O presidente da Câmara, Hugo Motta, afirmou que vai dar tratamento regimental ao pedido de CPI para apurar o escândalo do Banco Master. Ele indicou que a comissão não deve furar a fila de outras CPIs já pedidas na Casa.
Motta usa o regimento para manter a fila de CPIs na Câmara
Nos últimos dias, cresceu a pressão para instalar uma CPI sobre o Banco Master. O caso ganhou força com novos desdobramentos, que também envolvem Flávio Bolsonaro, pré-candidato do PL à presidência da República.
Ontem, Motta disse que vai seguir o regimento da Câmara para conduzir a decisão sobre o pedido.

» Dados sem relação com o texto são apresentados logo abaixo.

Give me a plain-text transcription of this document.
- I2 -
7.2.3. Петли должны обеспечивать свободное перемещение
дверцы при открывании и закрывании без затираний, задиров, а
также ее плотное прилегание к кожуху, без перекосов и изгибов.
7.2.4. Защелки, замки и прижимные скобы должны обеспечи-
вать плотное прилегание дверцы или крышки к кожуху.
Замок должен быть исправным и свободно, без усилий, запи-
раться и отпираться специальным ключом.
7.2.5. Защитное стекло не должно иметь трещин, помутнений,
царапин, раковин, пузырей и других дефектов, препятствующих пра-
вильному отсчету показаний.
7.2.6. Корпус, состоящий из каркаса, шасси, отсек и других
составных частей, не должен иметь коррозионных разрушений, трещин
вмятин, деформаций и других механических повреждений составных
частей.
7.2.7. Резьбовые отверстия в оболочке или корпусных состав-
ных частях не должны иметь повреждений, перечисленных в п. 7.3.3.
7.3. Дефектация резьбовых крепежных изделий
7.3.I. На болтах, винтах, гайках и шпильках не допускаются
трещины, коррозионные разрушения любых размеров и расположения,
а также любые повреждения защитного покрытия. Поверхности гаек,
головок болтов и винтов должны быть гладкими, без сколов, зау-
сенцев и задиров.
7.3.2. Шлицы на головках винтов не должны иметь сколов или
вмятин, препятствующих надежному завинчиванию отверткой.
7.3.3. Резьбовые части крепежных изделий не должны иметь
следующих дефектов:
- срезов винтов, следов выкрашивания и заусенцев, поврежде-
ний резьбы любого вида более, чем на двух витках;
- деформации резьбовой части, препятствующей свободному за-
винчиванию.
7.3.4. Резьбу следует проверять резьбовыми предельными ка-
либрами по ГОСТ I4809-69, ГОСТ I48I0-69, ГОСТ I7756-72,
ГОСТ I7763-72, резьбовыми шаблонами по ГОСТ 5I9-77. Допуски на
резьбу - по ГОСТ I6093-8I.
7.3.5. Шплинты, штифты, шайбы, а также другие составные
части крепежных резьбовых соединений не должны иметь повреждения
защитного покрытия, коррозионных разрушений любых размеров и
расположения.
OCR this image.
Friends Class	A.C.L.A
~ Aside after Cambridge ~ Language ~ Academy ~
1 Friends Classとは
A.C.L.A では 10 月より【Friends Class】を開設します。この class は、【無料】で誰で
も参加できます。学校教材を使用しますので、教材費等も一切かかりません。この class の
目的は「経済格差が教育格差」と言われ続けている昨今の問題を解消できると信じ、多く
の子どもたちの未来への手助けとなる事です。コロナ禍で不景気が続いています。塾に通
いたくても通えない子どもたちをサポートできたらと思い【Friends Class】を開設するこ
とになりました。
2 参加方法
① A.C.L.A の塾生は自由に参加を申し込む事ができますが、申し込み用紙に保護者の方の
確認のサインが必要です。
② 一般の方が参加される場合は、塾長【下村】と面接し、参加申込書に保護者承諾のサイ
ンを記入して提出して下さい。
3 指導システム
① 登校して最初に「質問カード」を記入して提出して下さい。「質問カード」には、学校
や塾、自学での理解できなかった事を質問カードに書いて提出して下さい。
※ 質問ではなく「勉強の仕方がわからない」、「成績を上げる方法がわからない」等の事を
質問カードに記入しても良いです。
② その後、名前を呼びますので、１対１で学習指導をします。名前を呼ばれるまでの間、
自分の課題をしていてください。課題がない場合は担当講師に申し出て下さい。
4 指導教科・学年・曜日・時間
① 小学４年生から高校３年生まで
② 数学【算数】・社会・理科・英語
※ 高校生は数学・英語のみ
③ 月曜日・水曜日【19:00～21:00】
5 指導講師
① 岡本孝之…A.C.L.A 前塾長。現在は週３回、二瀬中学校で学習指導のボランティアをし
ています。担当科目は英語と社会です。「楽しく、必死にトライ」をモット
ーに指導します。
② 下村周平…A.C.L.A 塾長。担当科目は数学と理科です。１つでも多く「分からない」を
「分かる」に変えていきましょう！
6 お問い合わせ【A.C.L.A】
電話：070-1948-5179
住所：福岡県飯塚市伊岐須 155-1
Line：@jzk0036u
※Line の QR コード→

Ele afirmou que vai cumprir as regras que orientam a presidência da Casa.
Declaração citou 15 pedidos que viriam antes do requerimento do Master
Motta declarou: “Nós vamos dar um tratamento regimental a essa situação”. Ele completou: “Vamos cumprir o regimento da Câmara que vai nortear a decisão do presidente”.
Com esse encaminhamento, ele teria que analisar outros 15 pedidos antes de chegar ao requerimento de criação da CPI do Master na Câmara.
Nos bastidores, aliados discutem que o Legislativo evita instalar, a cinco meses da eleição, uma CPI para tratar de “um assunto tão delicado e polêmico”. Interlocutores do chefe do Legislativo apontam falta de interesse político nesse tipo de colegiado neste momento.
Pedido segue na fila e pode demorar para sair do papel
O posicionamento de Hugo Motta direciona o andamento do pedido da CPI do Master para o ritmo definido pelo regimento da Câmara. A ordem depende dos outros requerimentos já apresentados.
Até o momento, o artigo não traz uma data para a análise ou para a instalação da CPI do Banco Master.